Extract table from image
Here is one way:
data = ColorNegate@Import@"http://i.stack.imgur.com/NQr6I.png";
points=ComponentMeasurements[ MorphologicalComponents[Sharpen[Dilation[Binarize@data,1.5],1]] ,"Centroid"][[All,2]];
box=ComponentMeasurements[ MorphologicalComponents[Sharpen[Dilation[Binarize@data,1.5],1]] ,"BoundingBox"][[All,2]];
{posX,posY}=Mean/@Split[#,If[Abs[#1-#2]<5,True,False]&]&/@{Sort@points[[All,1]],Sort@points[[All,2]]}
We can see that grid position worked in this plot:
ListPlot[points,PlotRange->All,GridLines->{posX,posY},PlotStyle->Red]
Now let's do image partition:
imagePartition = ParallelMap[ImageTrim[Binarize@data, #] &, box];
Here is a sample:
imagePartition[[;; 15]]
Now the part that has to be improved, here is one attempt to recognize the numbers.

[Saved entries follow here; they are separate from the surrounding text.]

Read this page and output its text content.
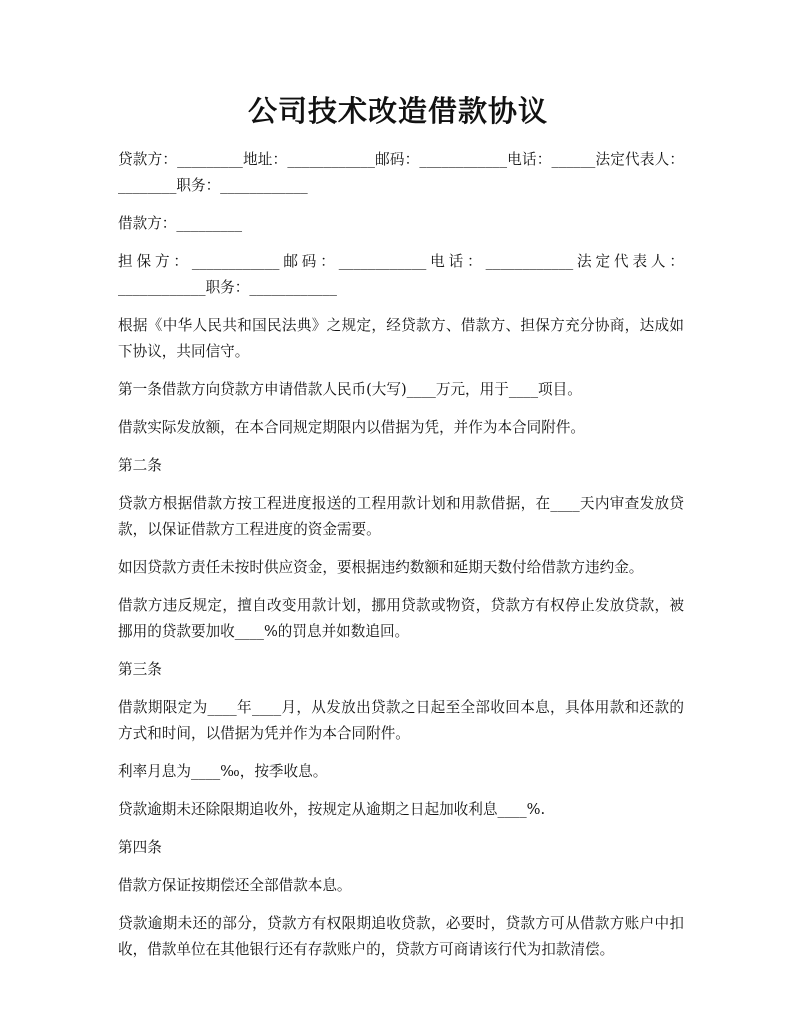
公司技术改造借款协议

贷款方：_________地址：____________邮码：____________电话：______法定代表人：________职务：____________

借款方：_________

担保方：____________邮码：____________电话：____________法定代表人：____________职务：____________

根据《中华人民共和国民法典》之规定，经贷款方、借款方、担保方充分协商，达成如下协议，共同信守。

第一条借款方向贷款方申请借款人民币(大写)____万元，用于____项目。

借款实际发放额，在本合同规定期限内以借据为凭，并作为本合同附件。

第二条

贷款方根据借款方按工程进度报送的工程用款计划和用款借据，在____天内审查发放贷款，以保证借款方工程进度的资金需要。

如因贷款方责任未按时供应资金，要根据违约数额和延期天数付给借款方违约金。

借款方违反规定，擅自改变用款计划，挪用贷款或物资，贷款方有权停止发放贷款，被挪用的贷款要加收____%的罚息并如数追回。

第三条

借款期限定为____年____月，从发放出贷款之日起至全部收回本息，具体用款和还款的方式和时间，以借据为凭并作为本合同附件。

利率月息为____‰，按季收息。

贷款逾期未还除限期追收外，按规定从逾期之日起加收利息____%.

第四条

借款方保证按期偿还全部借款本息。

贷款逾期未还的部分，贷款方有权限期追收贷款，必要时，贷款方可从借款方账户中扣收，借款单位在其他银行还有存款账户的，贷款方可商请该行代为扣款清偿。
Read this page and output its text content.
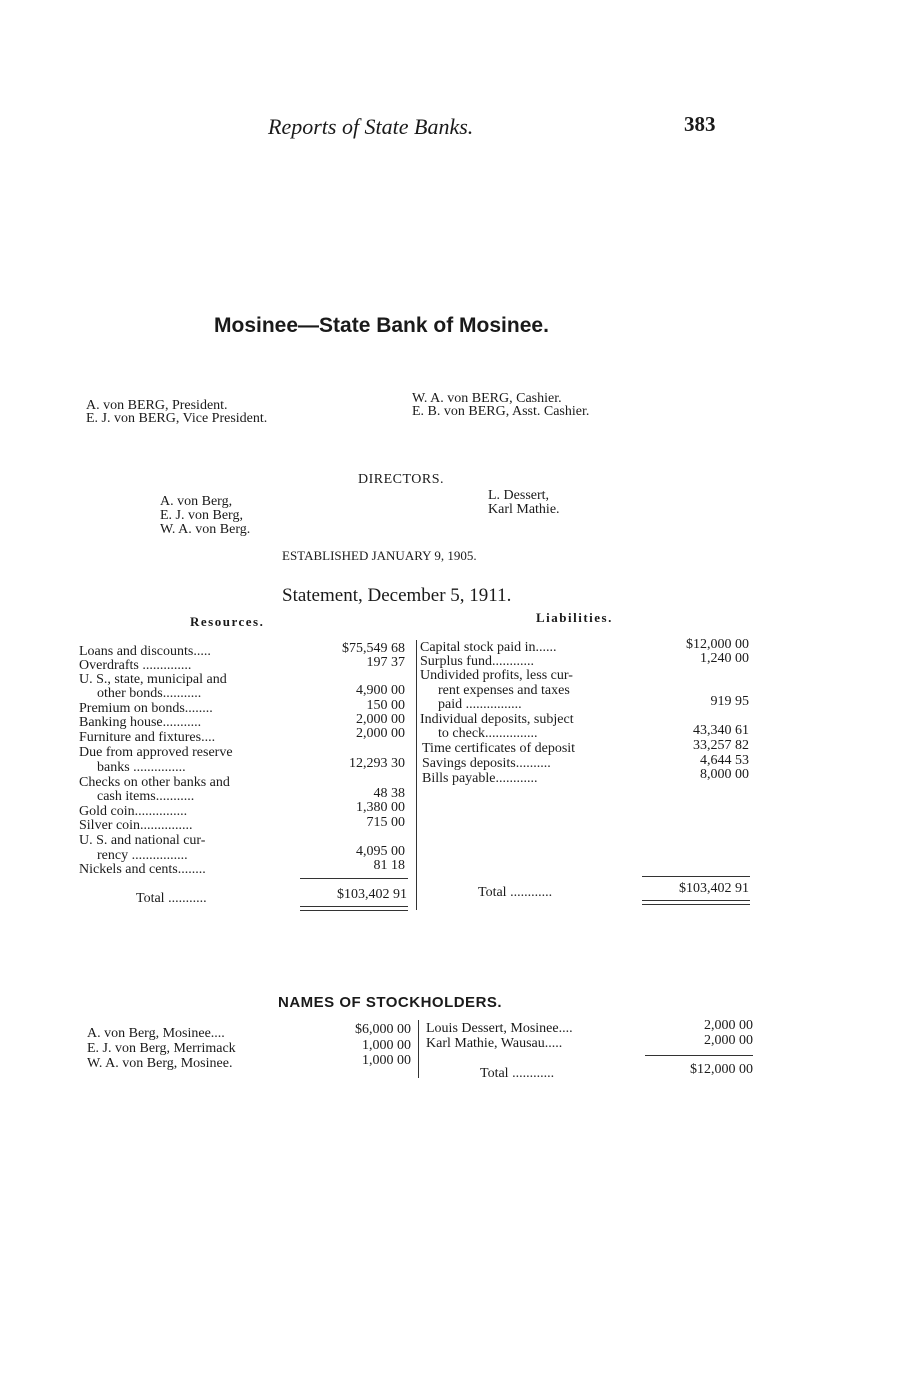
Reports of State Banks.	383
Mosinee—State Bank of Mosinee.
A. von BERG, President.
E. J. von BERG, Vice President.
W. A. von BERG, Cashier.
E. B. von BERG, Asst. Cashier.
DIRECTORS.
A. von Berg,
E. J. von Berg,
W. A. von Berg.
L. Dessert,
Karl Mathie.
ESTABLISHED JANUARY 9, 1905.
Statement, December 5, 1911.
Resources.	Liabilities.
Loans and discounts.....	$75,549 68
Overdrafts ..............	197 37
U. S., state, municipal and
other bonds...........	4,900 00
Premium on bonds........	150 00
Banking house...........	2,000 00
Furniture and fixtures....	2,000 00
Due from approved reserve
banks ...............	12,293 30
Checks on other banks and
cash items...........	48 38
Gold coin...............	1,380 00
Silver coin...............	715 00
U. S. and national cur-
rency ................	4,095 00
Nickels and cents........	81 18
Total ...........	$103,402 91
Capital stock paid in......	$12,000 00
Surplus fund............	1,240 00
Undivided profits, less cur-
rent expenses and taxes
paid ................	919 95
Individual deposits, subject
to check...............	43,340 61
Time certificates of deposit	33,257 82
Savings deposits..........	4,644 53
Bills payable............	8,000 00
Total ............	$103,402 91
NAMES OF STOCKHOLDERS.
A. von Berg, Mosinee....	$6,000 00
E. J. von Berg, Merrimack	1,000 00
W. A. von Berg, Mosinee.	1,000 00
Louis Dessert, Mosinee....	2,000 00
Karl Mathie, Wausau.....	2,000 00
Total ............	$12,000 00
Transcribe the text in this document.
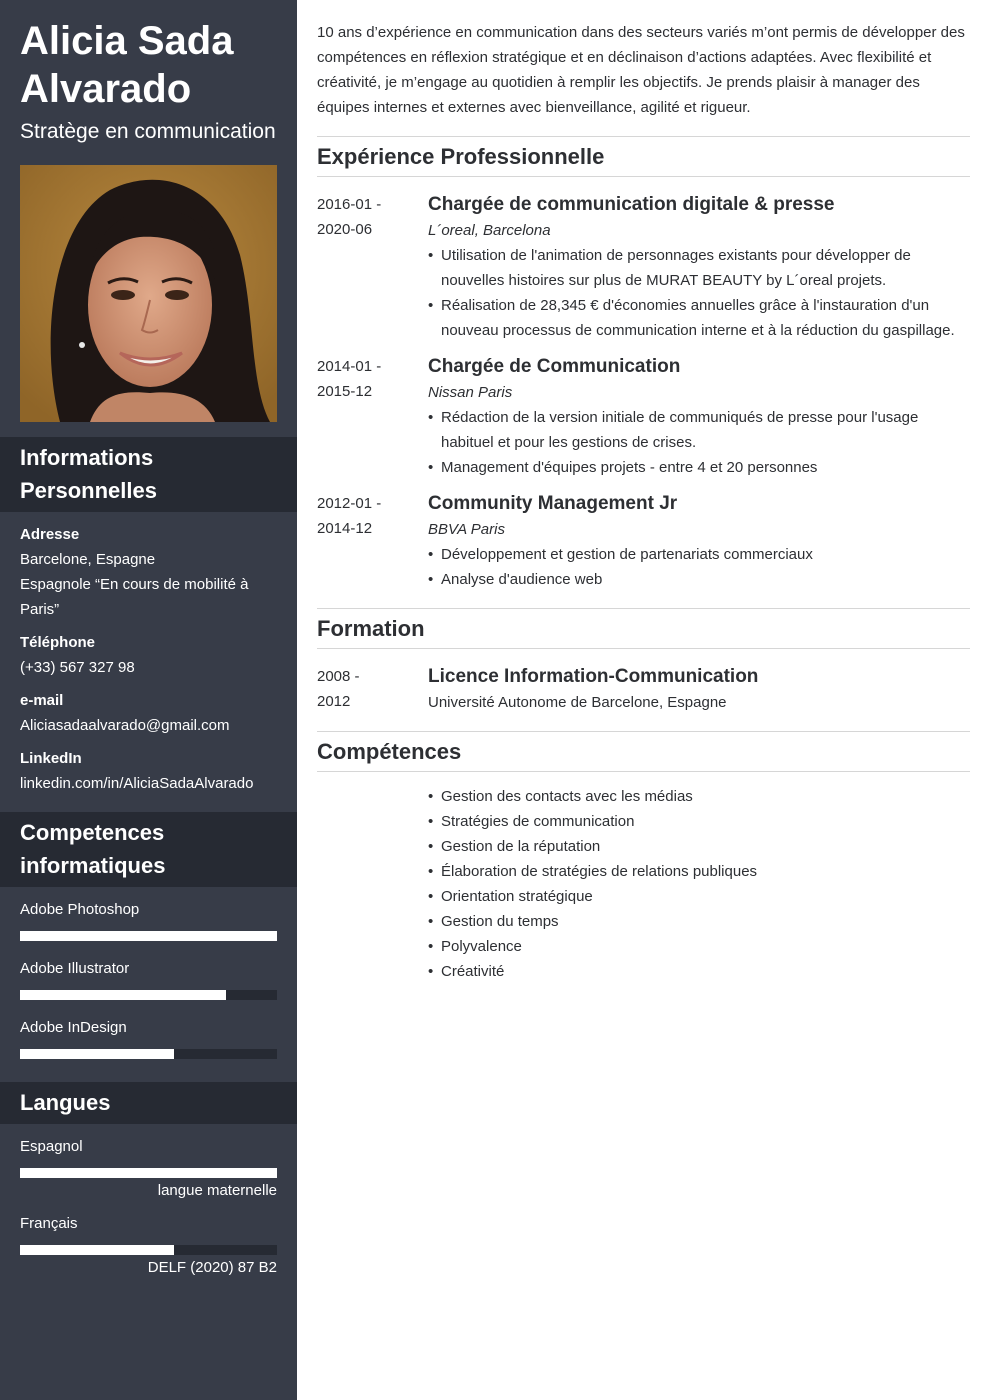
Alicia Sada Alvarado
Stratège en communication
Informations Personnelles
Adresse
Barcelone, Espagne
Espagnole “En cours de mobilité à Paris”
Téléphone
(+33) 567 327 98
e-mail
Aliciasadaalvarado@gmail.com
LinkedIn
linkedin.com/in/AliciaSadaAlvarado
Competences informatiques
Adobe Photoshop
Adobe Illustrator
Adobe InDesign
Langues
Espagnol
langue maternelle
Français
DELF (2020) 87 B2

10 ans d’expérience en communication dans des secteurs variés m’ont permis de développer des compétences en réflexion stratégique et en déclinaison d’actions adaptées. Avec flexibilité et créativité, je m’engage au quotidien à remplir les objectifs. Je prends plaisir à manager des équipes internes et externes avec bienveillance, agilité et rigueur.

Expérience Professionnelle
2016-01 -
2020-06
Chargée de communication digitale & presse
L´oreal, Barcelona
• Utilisation de l'animation de personnages existants pour développer de nouvelles histoires sur plus de MURAT BEAUTY by L´oreal projets.
• Réalisation de 28,345 € d'économies annuelles grâce à l'instauration d'un nouveau processus de communication interne et à la réduction du gaspillage.
2014-01 -
2015-12
Chargée de Communication
Nissan Paris
• Rédaction de la version initiale de communiqués de presse pour l'usage habituel et pour les gestions de crises.
• Management d'équipes projets - entre 4 et 20 personnes
2012-01 -
2014-12
Community Management Jr
BBVA Paris
• Développement et gestion de partenariats commerciaux
• Analyse d'audience web
Formation
2008 -
2012
Licence Information-Communication
Université Autonome de Barcelone, Espagne
Compétences
• Gestion des contacts avec les médias
• Stratégies de communication
• Gestion de la réputation
• Élaboration de stratégies de relations publiques
• Orientation stratégique
• Gestion du temps
• Polyvalence
• Créativité
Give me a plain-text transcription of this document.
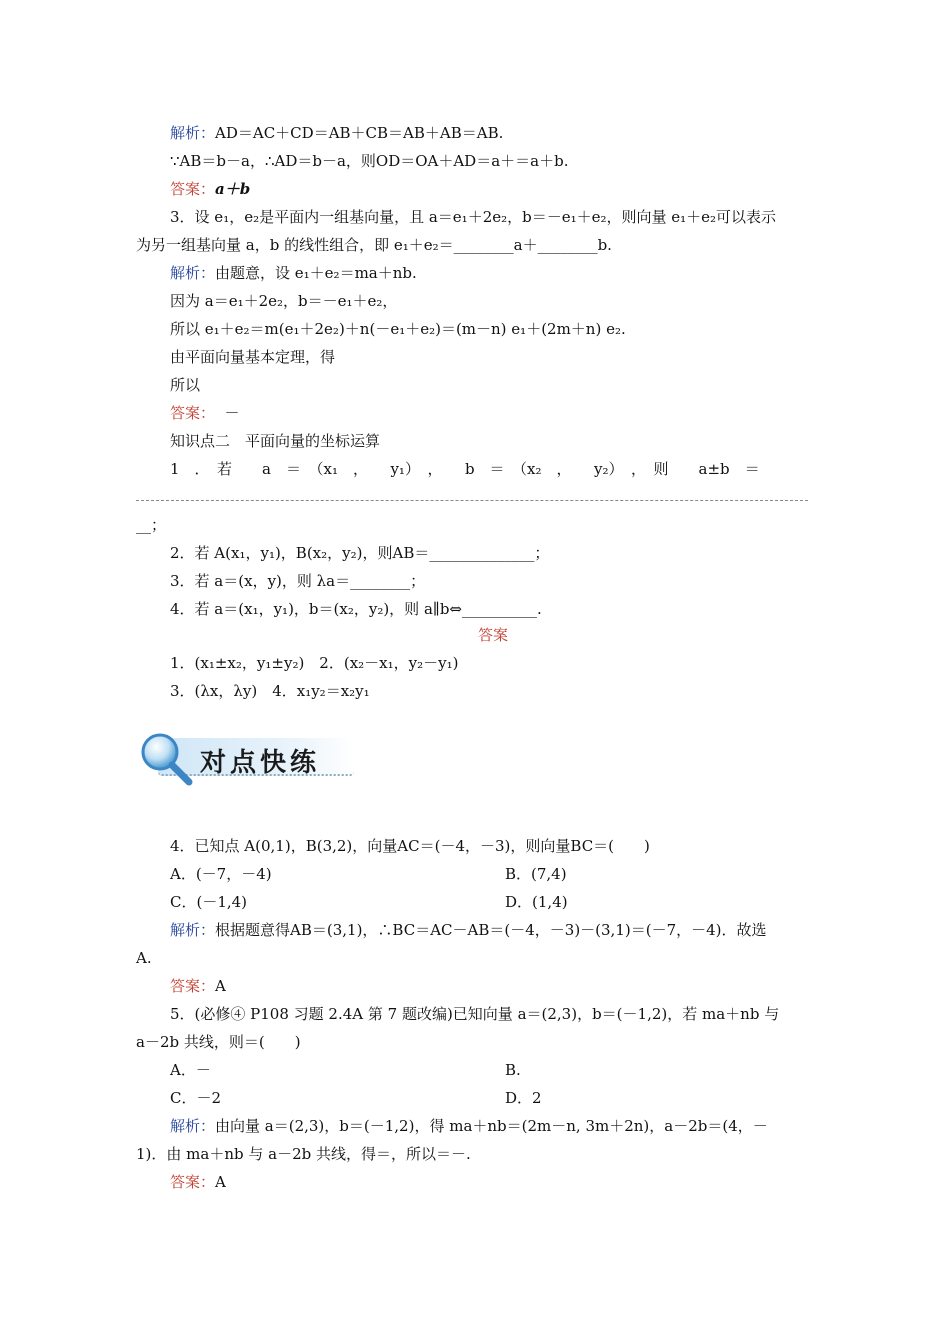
解析：AD＝AC＋CD＝AB＋CB＝AB＋AB＝AB.
∵AB＝b－a，∴AD＝b－a，则OD＝OA＋AD＝a＋＝a＋b.
答案：a＋b
3．设 e₁，e₂是平面内一组基向量，且 a＝e₁＋2e₂，b＝－e₁＋e₂，则向量 e₁＋e₂可以表示
为另一组基向量 a，b 的线性组合，即 e₁＋e₂＝________a＋________b.
解析：由题意，设 e₁＋e₂＝ma＋nb.
因为 a＝e₁＋2e₂，b＝－e₁＋e₂，
所以 e₁＋e₂＝m(e₁＋2e₂)＋n(－e₁＋e₂)＝(m－n) e₁＋(2m＋n) e₂.
由平面向量基本定理，得
所以
答案：  －
知识点二　平面向量的坐标运算
1　．　若　　a　＝　（x₁　，　　y₁）　，　　b　＝　（x₂　，　　y₂）　，　则　　a±b　＝
__；
2．若 A(x₁，y₁)，B(x₂，y₂)，则AB＝______________；
3．若 a＝(x，y)，则 λa＝________；
4．若 a＝(x₁，y₁)，b＝(x₂，y₂)，则 a∥b⇔__________.
答案
1．(x₁±x₂，y₁±y₂)　2．(x₂－x₁，y₂－y₁)
3．(λx，λy)　4．x₁y₂＝x₂y₁
对点快练
4．已知点 A(0,1)，B(3,2)，向量AC＝(－4，－3)，则向量BC＝(　　)
A．(－7，－4)	B．(7,4)
C．(－1,4)	D．(1,4)
解析：根据题意得AB＝(3,1)，∴BC＝AC－AB＝(－4，－3)－(3,1)＝(－7，－4)．故选
A.
答案：A
5．(必修④ P108 习题 2.4A 第 7 题改编)已知向量 a＝(2,3)，b＝(－1,2)，若 ma＋nb 与
a－2b 共线，则＝(　　)
A．－	B.
C．－2	D．2
解析：由向量 a＝(2,3)，b＝(－1,2)，得 ma＋nb＝(2m－n, 3m＋2n)，a－2b＝(4，－
1)．由 ma＋nb 与 a－2b 共线，得＝，所以＝－.
答案：A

getNumber[img_]:=Module[{r,comp},
comp=ComponentMeasurements[img,{"PerimeterCount","Holes"}][[All,2]];
r=Which[
Length@#==2,-1
,#[[1,2]]==1,0
,#[[1,1]]<15,1
,True,2
]&[comp];
(*{r,comp,img}*)
r
]
Two elements finds -1, one hole find 0, no hole with perimeter < 15 finds 1 and the rest is 2.
Applying it data partition as:
numberData=Partition[ParallelMap[getNumber,imagePartition],Length@posX]//MatrixForm
We get:
Grid[numberData,Spacings->0,Alignment-> NumberPoint,Dividers->LightGray,BaseStyle->{FontSize-> 11}]
Not perfect, but can be a start point. It's just improve getNumber.
Update
With some calibration in getNumber
and using Binarize
intead of Sharpen
, now all cases are ok.
TextRecognize
works fine after some tweaks and error corrections:
x = Import["http://i.stack.imgur.com/NQr6I.png"];
res = TextRecognize[Binarize[ImageResize[x, Scaled[5]], 0.7],"SegmentationMode" -> 6];
m = ToExpression /@ StringSplit[#] & /@
StringSplit[
StringReplace[
res, {"O" | "D" | "U" -> "0", "~" | "\"" -> "-", "I" -> "1"}],
"\n"];
m // MatrixForm
I have used the undocumented option "SegmentationMode" -> 6
.